Clause 1
National Insurance Contributions Bill
4:30 pm

David Gauke (Shadow Minister, Treasury; South West Hertfordshire, Conservative)
I am grateful to the hon. Gentleman. He could easily bring me on to one of the other amendments. To answer briefly, there is nothing in the Bill that means that an increase in the upper earnings limit for national insurance contributions will also mean an automatic increase of the point at which people will start to pay higher rate income tax. We will discuss that in greater detail in a few minutes. Were such a thing to exist, his logic would be absolutely right. But it does not exist and therefore it would be perfectly possible to abolish the upper earnings limit on the basis of an affirmative resolution and consequently have a much higher rate of tax on personal income. That was, essentially, the policy of the Labour party in the 1992 general election, which was when the Financial Secretary and one or two other members of the Committee were first elected to Parliament. [Interruption. ] Many moons ago the Financial Secretary says, and I know that that is not her position now. I think that that policy was abandoned after the 1992 general election.
I was interested, looking at Hansard from 16 December 1993, to see that my hon. Friend the Member for Ribble Valley (Mr. Evans) took an intervention from the then hon. Member for Liverpool, Broadgreen—now the Financial Secretary—in which she said:
“The hon. Member has spoken about the need to ensure that those contributing to the fund contribute enough to pay benefits. Why is it that the Government's proposals retain the ceiling on national insurance contributions, which throws the greatest burden on people on lower earnings?”
My hon. Friend then asked the then Member for Liverpool, Broadgreen if that was Labour party policy, and the response was:
“It is a question of fairness and the importance of ensuring that people contribute fairly to the national insurance fund.”—[Official Report, 16 December 1993; Vol. 234, c. 1327.]
My argument is not to take on the merits of that case, although I disagree with it and I think that the Financial Secretary disagrees with it; it is not stated Government policy. However, it is perfectly possible for a future Government, if not the current one—but certainly not one that I would be involved in—to say, “We wish to raise”—[Interruption.]I am touched by the views of the hon. Member for Wolverhampton, South-West on where the future may lie. The fact is that the Bill will enable such a momentous policy and a substantial change in the way taxes are calculated to be carried out by simply abolishing the upper earnings limit. There is nothing within the proposed structures to prevent that from happening, and we therefore seek to deal with that objective in some of our amendments.
Can I also discuss the issue of the ratio that we discussed a little this morning? We pursued the matter with officials to try to properly understand what the requirements are and whether it is necessary to change the current arrangements. I think that there was some uncertainly in all parties as to what the exact numbers would be. I have gone away and done some sums on what the upper earnings limit would be on a weekly basis.
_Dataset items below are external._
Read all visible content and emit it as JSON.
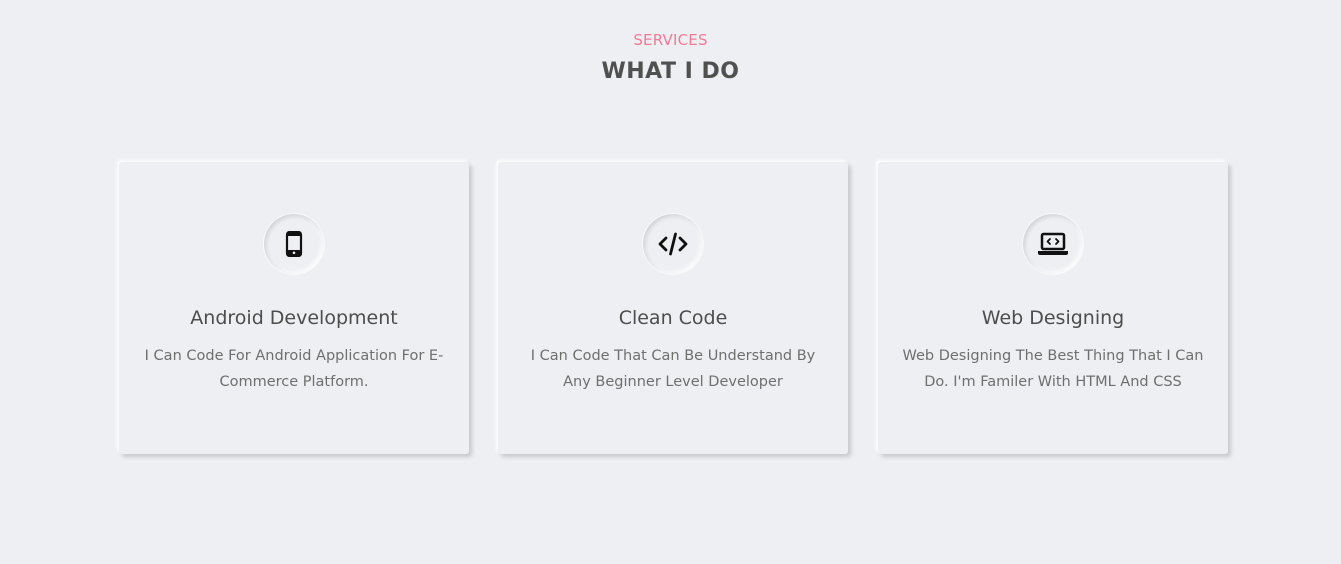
{
  "header": {
    "eyebrow": "SERVICES",
    "title": "WHAT I DO"
  },
  "colors": {
    "background": "#eeeff3",
    "accent": "#f27a97",
    "heading": "#505050",
    "body_text": "#6f6f6f"
  },
  "services": [
    {
      "icon": "mobile-phone-icon",
      "title": "Android Development",
      "description": "I Can Code For Android Application For E-Commerce Platform."
    },
    {
      "icon": "code-icon",
      "title": "Clean Code",
      "description": "I Can Code That Can Be Understand By Any Beginner Level Developer"
    },
    {
      "icon": "laptop-code-icon",
      "title": "Web Designing",
      "description": "Web Designing The Best Thing That I Can Do. I'm Familer With HTML And CSS"
    }
  ]
}
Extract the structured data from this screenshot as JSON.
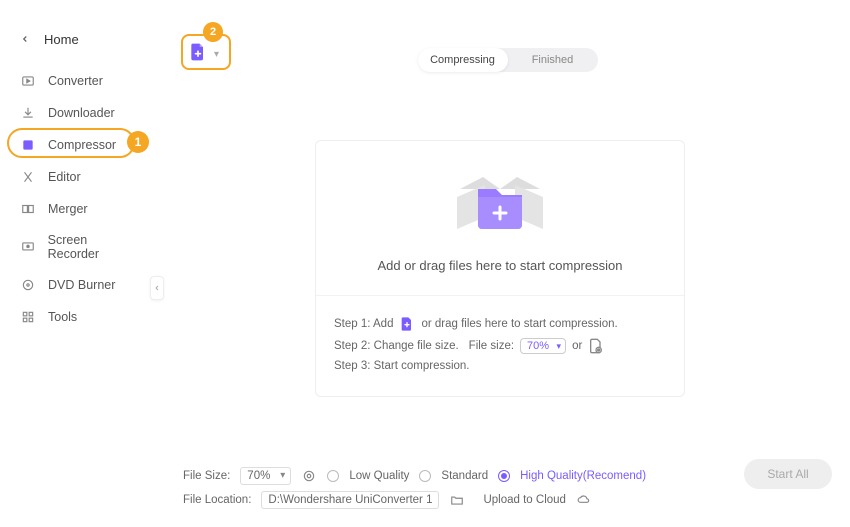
{
  "callouts": {
    "one": "1",
    "two": "2"
  },
  "titlebar": {
    "min": "—",
    "max": "☐",
    "close": "✕"
  },
  "sidebar": {
    "home": "Home",
    "items": [
      {
        "label": "Converter"
      },
      {
        "label": "Downloader"
      },
      {
        "label": "Compressor"
      },
      {
        "label": "Editor"
      },
      {
        "label": "Merger"
      },
      {
        "label": "Screen Recorder"
      },
      {
        "label": "DVD Burner"
      },
      {
        "label": "Tools"
      }
    ]
  },
  "tabs": {
    "compressing": "Compressing",
    "finished": "Finished"
  },
  "drop": {
    "title": "Add or drag files here to start compression",
    "step1_a": "Step 1: Add",
    "step1_b": "or drag files here to start compression.",
    "step2_a": "Step 2: Change file size.",
    "step2_filesize_label": "File size:",
    "step2_pct": "70%",
    "step2_or": "or",
    "step3": "Step 3: Start compression."
  },
  "bottom": {
    "filesize_label": "File Size:",
    "filesize_value": "70%",
    "quality": {
      "low": "Low Quality",
      "standard": "Standard",
      "high": "High Quality(Recomend)"
    },
    "location_label": "File Location:",
    "location_value": "D:\\Wondershare UniConverter 1",
    "upload": "Upload to Cloud",
    "start": "Start All"
  }
}
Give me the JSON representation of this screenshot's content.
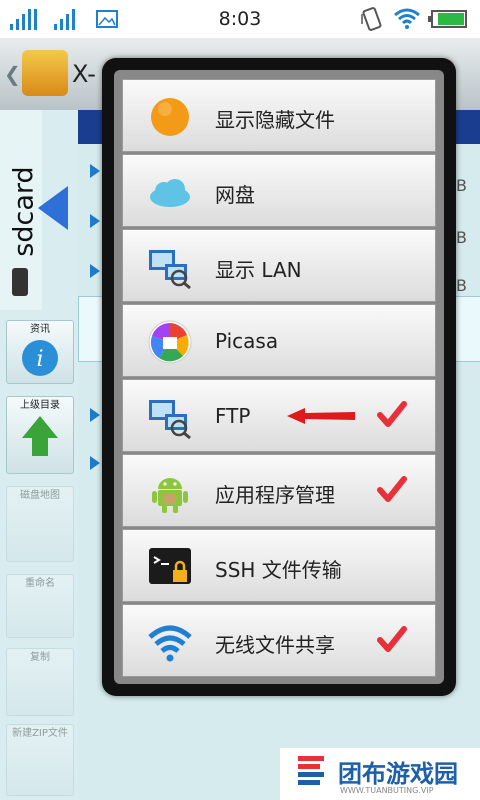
{
  "status_bar": {
    "time": "8:03"
  },
  "app": {
    "title": "X-"
  },
  "sidebar": {
    "location": "sdcard",
    "buttons": [
      {
        "label": "资讯",
        "enabled": true
      },
      {
        "label": "上级目录",
        "enabled": true
      },
      {
        "label": "磁盘地图",
        "enabled": false
      },
      {
        "label": "重命名",
        "enabled": false
      },
      {
        "label": "复制",
        "enabled": false
      },
      {
        "label": "新建ZIP文件",
        "enabled": false
      }
    ]
  },
  "file_list": {
    "sizes": [
      "B",
      "B",
      "B"
    ]
  },
  "menu": {
    "items": [
      {
        "label": "显示隐藏文件",
        "icon": "orange-circle-icon",
        "checked": false
      },
      {
        "label": "网盘",
        "icon": "cloud-icon",
        "checked": false
      },
      {
        "label": "显示 LAN",
        "icon": "network-computer-icon",
        "checked": false
      },
      {
        "label": "Picasa",
        "icon": "picasa-icon",
        "checked": false
      },
      {
        "label": "FTP",
        "icon": "ftp-computer-icon",
        "checked": true
      },
      {
        "label": "应用程序管理",
        "icon": "android-icon",
        "checked": true
      },
      {
        "label": "SSH 文件传输",
        "icon": "terminal-lock-icon",
        "checked": false
      },
      {
        "label": "无线文件共享",
        "icon": "wifi-icon",
        "checked": true
      }
    ]
  },
  "watermark": {
    "text": "团布游戏园",
    "url": "WWW.TUANBUTING.VIP"
  },
  "colors": {
    "check": "#e8303a",
    "accent": "#2e6fd8",
    "arrow": "#e0191c"
  }
}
The then Chancellor in his budget speech of 21 March 2007, Official Report, columns 826-27, stated that the top rate of income tax from April, 2009 will start at £43,000. I am not quite sure what methodology the Treasury used to translate that figure into a weekly amount, but if that is done on the basis of dividing that by 365 and then multiplying by seven, we end up with a figure of £824.66. If in those circumstances in 2009-10 the primary threshold is £110—we do not yet know if it will be that, but we know it will be £105 the previous year—the ratio of seven and a half which exists in the current legislation, would actually be sufficient.
To be fair, if the sum was done in a slightly different way—by simply dividing £43,000 by 52—we would end up with a figure of £826.92. That would be slightly over the limit. So, as the hon. Member for Taunton pointed out, seven and a half looks to be there or thereabouts. It might not do quite what is necessary, but it is very, very close. Is it therefore necessary, in these circumstances, to completely throw out the structure that we have, and could we not simply widen the ratio to somewhere between six and eight rather than six and half to seven and a half? Were we to do that, we would not only comfortably be able to meet the requirements on the basis of the numbers we have, but there would be quite some leeway.
Even on the basis of the primary threshold for 2009-10 remaining at £105—that is no increase at all from the year before—that would still enable the upper earnings limit to be raised to £43,800, well in advance of the £43,000 that we have in mind. If the primary threshold were to rise by £5 to £110 and we had a ratio of eight, we could increase the upper earnings limit to £45,886.